Wir scheinen vergessen zu haben, daß die Sowjetunion bzw. Rußland seit der Zeit der Wende in Osteuropa bereits ungeheuere Konzessionen gemacht hat! Rußland befindet sich in einem Trauma wie Deutschland nach Versailles. Es ist heute auf die Grenzen des Zwangsfriedens von Brest-Litowsk von 1917 zurückgedrängt – historisch eine Stunde der tiefsten Erniedrigung für die Russen.
Wie damals hat man heute wieder die Ukraine verloren – dabei ist Kiew die Mutter aller russischen Städte. Wären die amerikanisch-europäischen Winkelzüge gelungen, wäre auch Weißrußland vollständig aus der russischen Sphäre herausgebrochen worden, dann stünde die Nato heute wie weiland die Wehrmacht gar bei Smolensk.
Was wir im Westen vergessen, ist, daß sich Rußland seit den neunziger Jahren um fast 1.000 Kilometer zurückgezogen hat – und zum Dank dafür vom Westen noch enger „belagert“ wird.
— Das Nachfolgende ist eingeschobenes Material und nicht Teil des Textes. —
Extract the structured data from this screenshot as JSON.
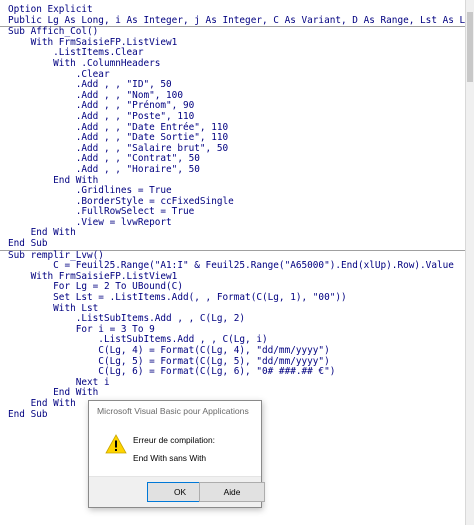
{
  "code": {
    "lines": [
      "Option Explicit",
      "Public Lg As Long, i As Integer, j As Integer, C As Variant, D As Range, Lst As ListI",
      "---",
      "Sub Affich_Col()",
      "    With FrmSaisieFP.ListView1",
      "        .ListItems.Clear",
      "        With .ColumnHeaders",
      "            .Clear",
      "            .Add , , \"ID\", 50",
      "            .Add , , \"Nom\", 100",
      "            .Add , , \"Prénom\", 90",
      "            .Add , , \"Poste\", 110",
      "            .Add , , \"Date Entrée\", 110",
      "            .Add , , \"Date Sortie\", 110",
      "            .Add , , \"Salaire brut\", 50",
      "            .Add , , \"Contrat\", 50",
      "            .Add , , \"Horaire\", 50",
      "        End With",
      "            .Gridlines = True",
      "            .BorderStyle = ccFixedSingle",
      "            .FullRowSelect = True",
      "            .View = lvwReport",
      "    End With",
      "End Sub",
      "---",
      "Sub remplir_Lvw()",
      "        C = Feuil25.Range(\"A1:I\" & Feuil25.Range(\"A65000\").End(xlUp).Row).Value",
      "    With FrmSaisieFP.ListView1",
      "        For Lg = 2 To UBound(C)",
      "        Set Lst = .ListItems.Add(, , Format(C(Lg, 1), \"00\"))",
      "        With Lst",
      "            .ListSubItems.Add , , C(Lg, 2)",
      "            For i = 3 To 9",
      "                .ListSubItems.Add , , C(Lg, i)",
      "                C(Lg, 4) = Format(C(Lg, 4), \"dd/mm/yyyy\")",
      "                C(Lg, 5) = Format(C(Lg, 5), \"dd/mm/yyyy\")",
      "                C(Lg, 6) = Format(C(Lg, 6), \"0# ###.## €\")",
      "            Next i",
      "        End With",
      "    End With",
      "End Sub"
    ]
  },
  "dialog": {
    "title": "Microsoft Visual Basic pour Applications",
    "message_title": "Erreur de compilation:",
    "message_detail": "End With sans With",
    "ok_label": "OK",
    "help_label": "Aide",
    "icon": "warning-icon"
  },
  "colors": {
    "code_text": "#000080",
    "warning_fill": "#ffd400",
    "focus_border": "#0078d7"
  }
}
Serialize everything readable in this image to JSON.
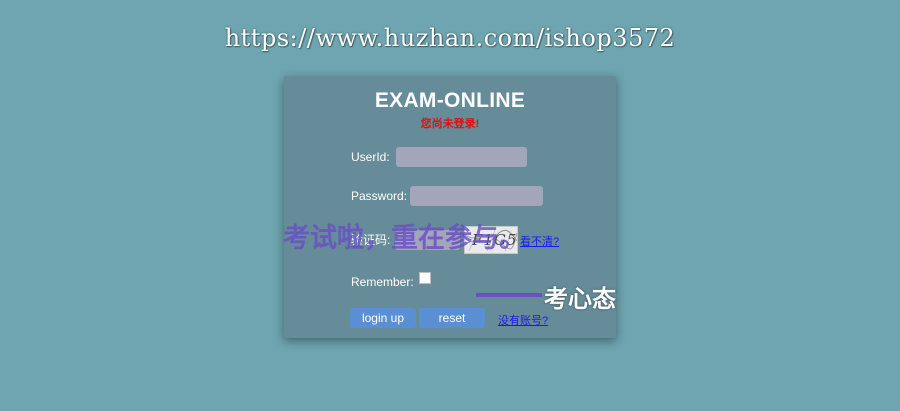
{
  "watermark": "https://www.huzhan.com/ishop3572",
  "form": {
    "title": "EXAM-ONLINE",
    "status": "您尚未登录!",
    "userid_label": "UserId:",
    "userid_value": "",
    "password_label": "Password:",
    "password_value": "",
    "captcha_label": "验证码:",
    "captcha_value": "",
    "captcha_text": "F1G5",
    "refresh_captcha_link": "看不清?",
    "remember_label": "Remember:",
    "remember_checked": false,
    "login_button": "login up",
    "reset_button": "reset",
    "register_link": "没有账号?"
  },
  "overlay": {
    "motto_line1": "考试啦，重在参与。",
    "motto_line2": "考心态"
  },
  "colors": {
    "background": "#6ea5b0",
    "card": "#658c98",
    "input": "#a3a6bb",
    "button": "#5b8fd3",
    "status_text": "#e01010",
    "link": "#1a1aee",
    "overlay_text": "#6a4fc7"
  }
}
Die Frage der Stationierung von US-Raketen in Polen wird als Provokation empfunden. Das hätte die deutsche Presse ruhig einmal beim Namen nennen können. Man fragt sich: Wozu das Ganze?
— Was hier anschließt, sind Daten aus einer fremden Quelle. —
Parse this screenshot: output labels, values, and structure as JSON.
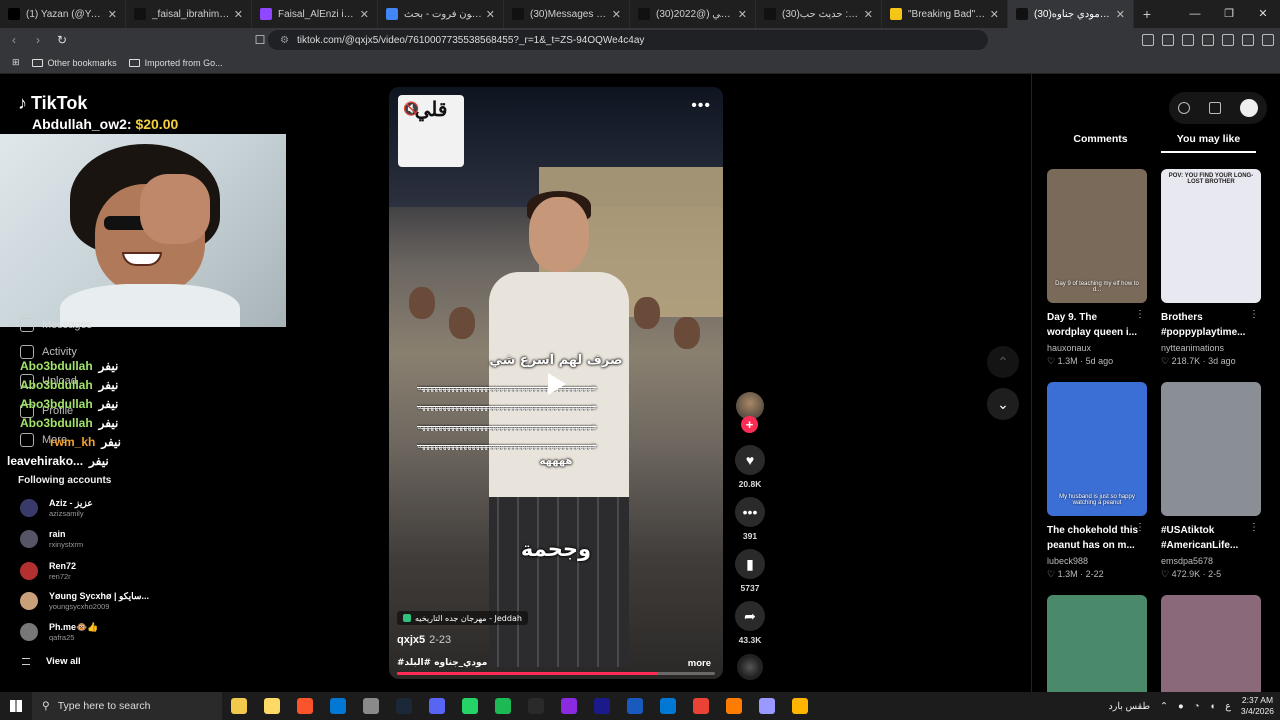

Wozu etwa einen Putsch in Georgien anstiften, der eine so dubiose Figur wie Micheil Saakaschwili an die Macht bringt, der jetzt mit dem Ausnahmezustand regieren muß und eine ähnliche Diktatur ausübt wie Eduard Schewardnadse zuvor. Wozu einen Putsch in Kirgisien einfädeln, der zu nichts weiter führt, als das Land an den Abgrund eines neuen Bürgerkrieges zu bringen? Diese Politik ist mit völlig unverständlich, und daß Berlin das kritiklos mitmacht, noch mehr.
Wir sollten aufhören mit der ewigen deutschen Angst vor Rußland. Moskau plant kein militärisches Vorgehen im Westen. Es widersetzt sich nur dem weiteren Vordringen der Nato nach Osten.
Ich habe bei meinen Rußland-Reisen nicht nur Putin, sondern auch den Ex-Verteidigungsminister Sergej Iwanow getroffen. Der hat es auf den Punkt gebracht: Rußland wird sich nie wieder dem Irrsinn der ehemaligen Sowjetunion hingeben und vierzig Prozent seines Budgets für Rüstung verpulvern.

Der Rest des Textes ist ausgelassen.